Plate your blade with nickel or hard chrome or have your blade nitrided-it won't rust.
Gun cold bluing will not prevent rust. In many cases it promotes rust.
 
If you guys are gonna keep saying can you provide a source? I did my research long ago and everything I found is pretty clear cut that patina is a rust inhibitor. I'm pretty sure its science, and that this science isn't ever gonna change. I've seen chrome rust so everything rusts right? I very highly doubt op has the ability to chrome on nickle plate. Thats also a completely different finish compared to patina. Sure he could send it out but lets be honest thats not diy.
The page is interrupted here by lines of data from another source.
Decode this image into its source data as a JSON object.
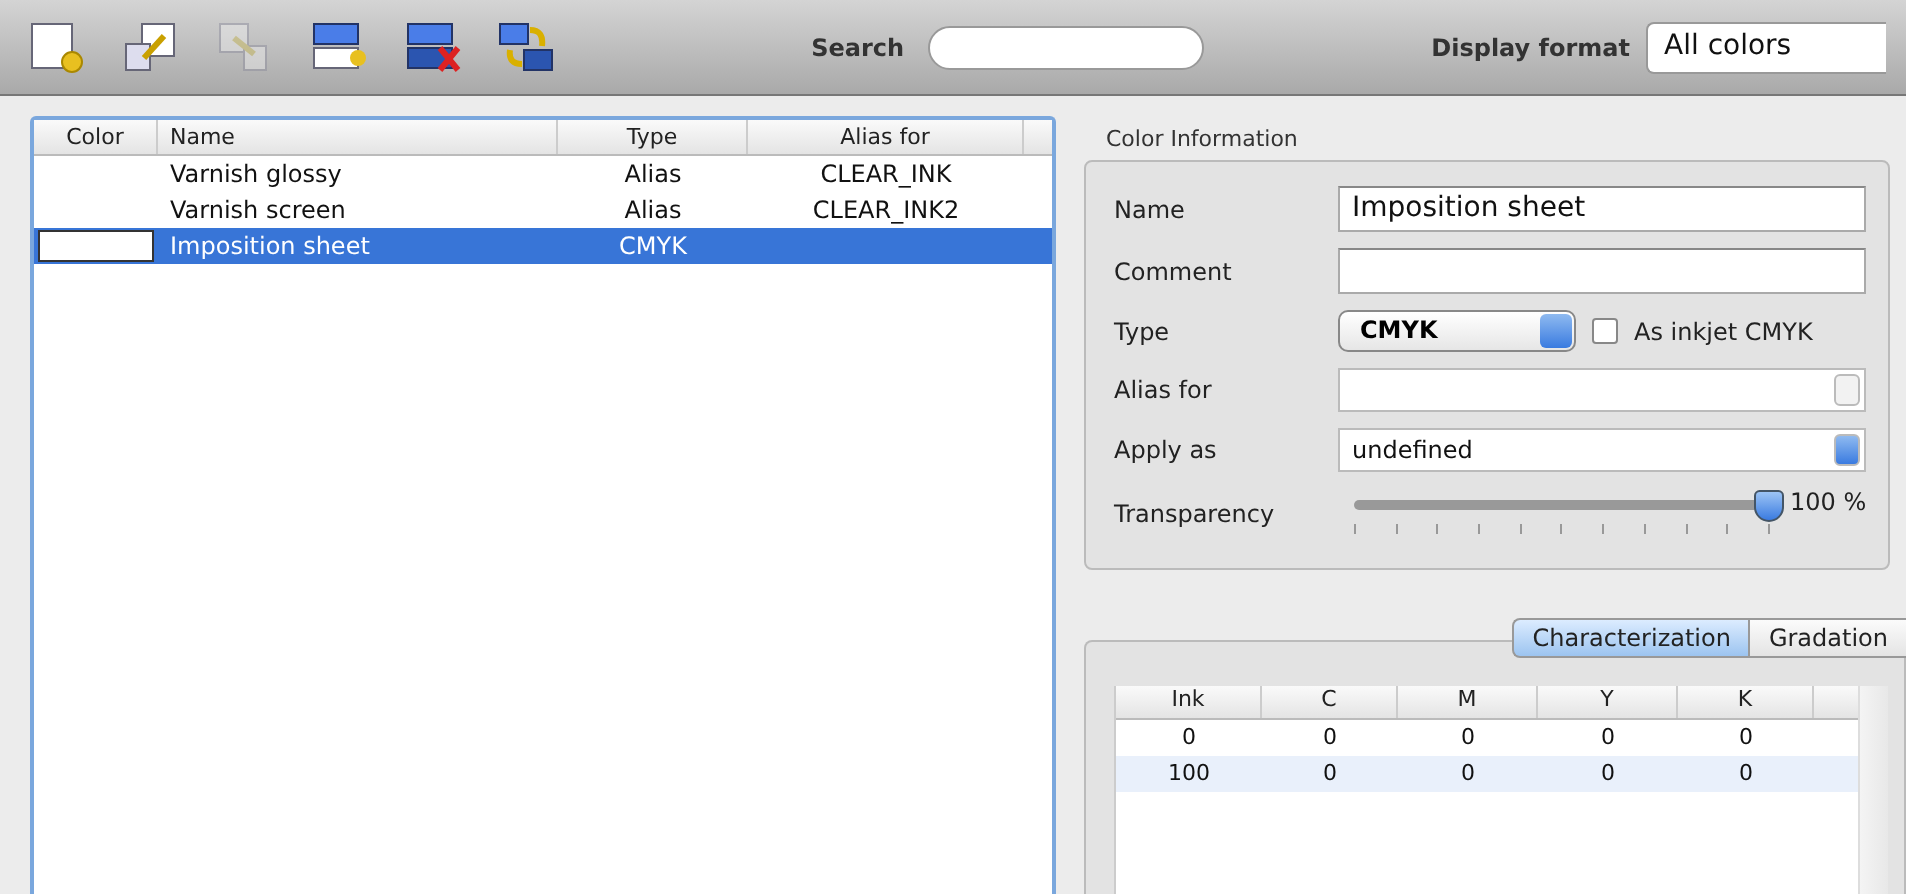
{
  "toolbar": {
    "buttons": [
      {
        "kind": "new",
        "disabled": false
      },
      {
        "kind": "duplicate",
        "disabled": false
      },
      {
        "kind": "copy",
        "disabled": true
      },
      {
        "kind": "insert",
        "disabled": false
      },
      {
        "kind": "delete",
        "disabled": false
      },
      {
        "kind": "swap",
        "disabled": false
      }
    ],
    "search_label": "Search",
    "display_format_label": "Display format",
    "display_format": "All colors"
  },
  "color_list": {
    "columns": [
      "Color",
      "Name",
      "Type",
      "Alias for"
    ],
    "rows": [
      {
        "name": "Varnish glossy",
        "type": "Alias",
        "alias_for": "CLEAR_INK",
        "selected": false
      },
      {
        "name": "Varnish screen",
        "type": "Alias",
        "alias_for": "CLEAR_INK2",
        "selected": false
      },
      {
        "name": "Imposition sheet",
        "type": "CMYK",
        "color": "#ffffff",
        "selected": true
      }
    ]
  },
  "color_information": {
    "title": "Color Information",
    "name_label": "Name",
    "name": "Imposition sheet",
    "comment_label": "Comment",
    "type_label": "Type",
    "type": "CMYK",
    "inkjet_label": "As inkjet CMYK",
    "inkjet_checked": false,
    "alias_label": "Alias for",
    "apply_label": "Apply as",
    "apply_as": "undefined",
    "transparency_label": "Transparency",
    "transparency": {
      "level": 1,
      "reading": "100 %"
    }
  },
  "tabs": [
    {
      "label": "Characterization",
      "selected": true
    },
    {
      "label": "Gradation",
      "selected": false
    }
  ],
  "ink_table": {
    "columns": [
      "Ink",
      "C",
      "M",
      "Y",
      "K"
    ],
    "rows": [
      [
        "0",
        "0",
        "0",
        "0",
        "0"
      ],
      [
        "100",
        "0",
        "0",
        "0",
        "0"
      ]
    ]
  }
}
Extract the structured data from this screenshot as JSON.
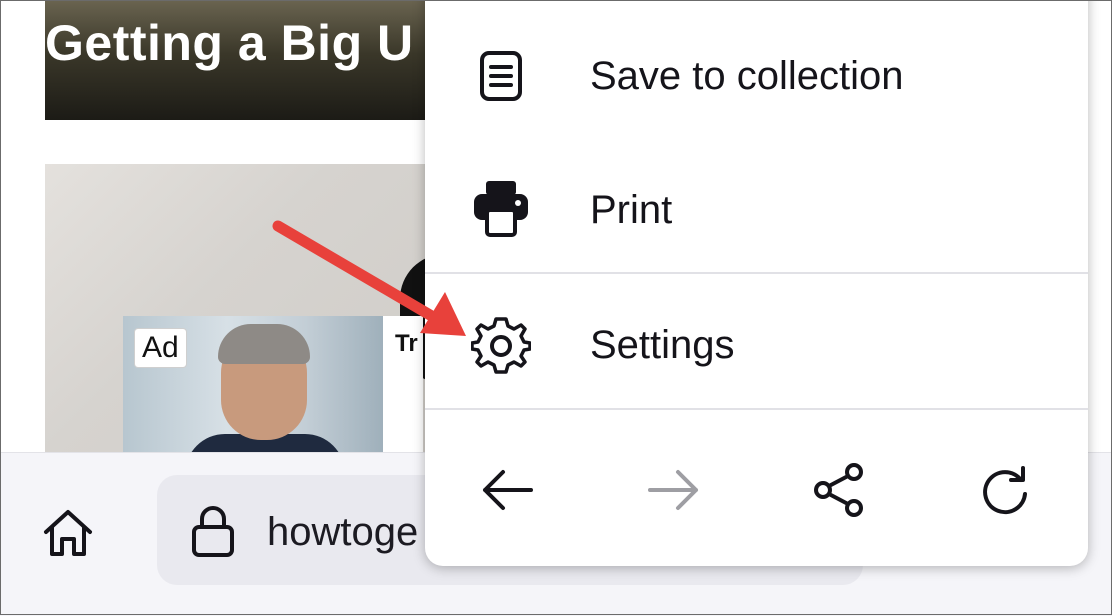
{
  "page": {
    "hero_title": "Getting a Big U",
    "ad_label": "Ad",
    "ad_title": "Tr"
  },
  "toolbar": {
    "home_icon": "home-icon",
    "lock_icon": "lock-icon",
    "url_text": "howtoge"
  },
  "menu": {
    "items": [
      {
        "label": "Save to collection",
        "icon": "collection-icon"
      },
      {
        "label": "Print",
        "icon": "print-icon"
      },
      {
        "label": "Settings",
        "icon": "gear-icon"
      }
    ],
    "nav": [
      {
        "icon": "back-arrow-icon",
        "enabled": true
      },
      {
        "icon": "forward-arrow-icon",
        "enabled": false
      },
      {
        "icon": "share-icon",
        "enabled": true
      },
      {
        "icon": "reload-icon",
        "enabled": true
      }
    ]
  },
  "annotation": {
    "color": "#e8413b",
    "points_to": "Settings"
  },
  "colors": {
    "text": "#15141a",
    "disabled": "#9e9ea3",
    "toolbar_bg": "#f5f5f9",
    "urlbar_bg": "#e9e9ef"
  }
}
No one is saying it creates a perfect rust free coating here.
 
Patina is a rust inhibitor. So is gun hot bluing-something the average knifemaker is not set up to do, and it's superior to any home made "patina." How many blued guns have you seen rust?
You may have seen Steel rust under chrome, but chrome does not rust. One can set up a nickel plating outfit for around $100.
 
Who asked what the best rust proof coating is though?
I've seen a decent amount of factory blued guns rust actually. I'm assuming they were hot blued.
Okay I've seen chrome plated steel rust. You got me there.
So it doesn't cost much to nickle plate. Maybe I'm confused but can you get that to look the same as a patina?

Food for thought, if we weren't debating stuff that wasn't asked about. Maybe someone with more info would have actually helped the op instead of seeing the debate n staying away from the thread. But keep pushing your views.
 
You made my point. Hot bluing (which is superior to any "patina,") is a lousy rust inhibitor. My point is that no "patina" is worth a darn at preventing rust, though all offer a little bit of protection.
All you have to do is oil your blade.
No, you can't get nickel plate to look like a patina.
 
1. OP is from 2011
2. Patina might help prevent rust a little, but more important is the finish: higher polish = better rust resistance. Growing up we had a batch of different kitchen knives and of the carbon ones, all had patina but the one with the fine finish was practically black and was the most rust-resistant. But even that one would rust if one of us kids left it wet under a bag of chips for a day.